How much does the electricity cost to drive your Nissan Leaf?Jim Stuewe, Walburg, TX
The Leaf can go an average of 40 miles on a dollar of electricity. That is 4.3 miles per kilowatt-hour at 11 cents a kilowatt-hour. For comparison, a gasoline car that gets 30 miles per gallon can only drive 9 miles on a dollar of gasoline. A pickup truck gets about 4.5 miles per dollar.
Teresa and her Carolina snailseed vine
My backyard is totally landscaped with natives, grasses, perennials, and trees. I have recently been overrun by a very NASTY weed/vine that has crept under the fence from an area where I have no access. I have been using Round-Up and 20% vinegar to NO avail. Help me eradicate this MONSTER! Worrying about this weed has made me physically ILL.Teresa Robinson, Georgetown, TX
Weeds, like beauty, are in the eye of the beholder. I submitted a picture of Teresa’s vine to the Texas AgriLife Extension Ask-An-Expert service. Barron S. Rector, range specialist, identified it as Carolina snailseed, officially known as Cocculus carolinus. Teresa is driven to all caps by this invasive intruder, which can climb up to twelve feet and cover bushes and small trees, but other gardeners might appreciate snailseed’s propensity to form a dense, drought-tolerant groundcover over poor soil.

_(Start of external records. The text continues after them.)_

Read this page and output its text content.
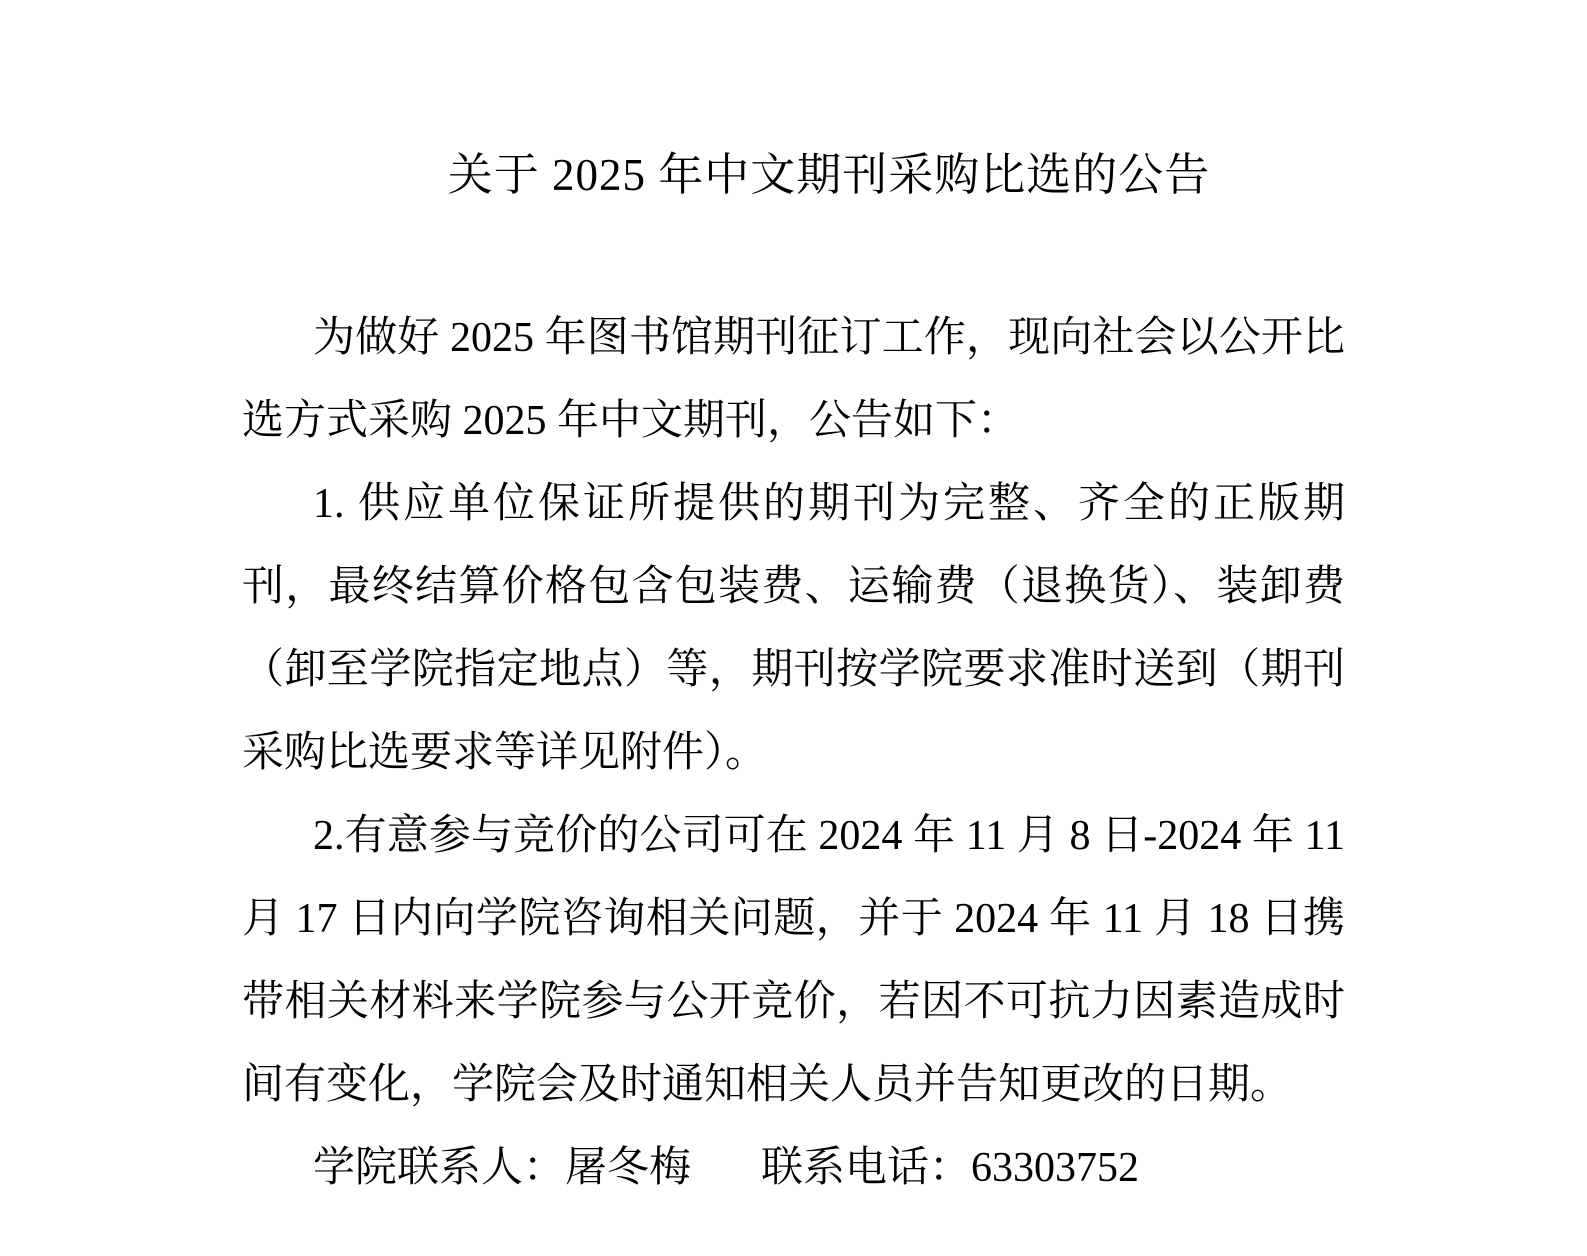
关于 2025 年中文期刊采购比选的公告

为做好 2025 年图书馆期刊征订工作，现向社会以公开比选方式采购 2025 年中文期刊，公告如下：

1. 供应单位保证所提供的期刊为完整、齐全的正版期刊，最终结算价格包含包装费、运输费（退换货）、装卸费（卸至学院指定地点）等，期刊按学院要求准时送到（期刊采购比选要求等详见附件）。

2.有意参与竞价的公司可在 2024 年 11 月 8 日-2024 年 11 月 17 日内向学院咨询相关问题，并于 2024 年 11 月 18 日携带相关材料来学院参与公开竞价，若因不可抗力因素造成时间有变化，学院会及时通知相关人员并告知更改的日期。

学院联系人：屠冬梅 联系电话：63303752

Mr. Rector’s diagnosis was confirmed independently by Wayne Rhoden, a Williamson County Master Gardener, who has Carolina snailseed on a trellis in his yard, and likes its fall clusters of red berries which attract birds and squirrels. The berries are supposedly poisonous to humans, which seems strange if birds can eat them, but I won’t be doing that experiment.
“When weeding, the best way to make sure you are removing a weed and not a valuable plant is to pull on it. If it comes out of the ground easily, it is a valuable plant.” The author of that quote is unknown, but wise in the ways of nature. Agnes Plutino of the Williamson County Native Plant Society also has Carolina snailseed in her yard and confirmed that it is hard to get rid of once it gets established in a location. Teresa tried to dig the snailseed out of her beds. She got down about 12 inches and was still following roots, which of course were tangled up in the roots of her valuable plants.
Mr. Rector, the Ask-an-Expert, prescribed triclopyr, a relatively low toxicity herbicide for woody stemmed plants. Unfortunately, triclopyr has to be applied to 12 to 18 inches of the vine stem, assuring that the chemical completely encircles the stem so that it absorbs into the root system. For a vine that pops up everywhere, this could be a tedious process. It’s probably easier just to change your opinion of what is a weed.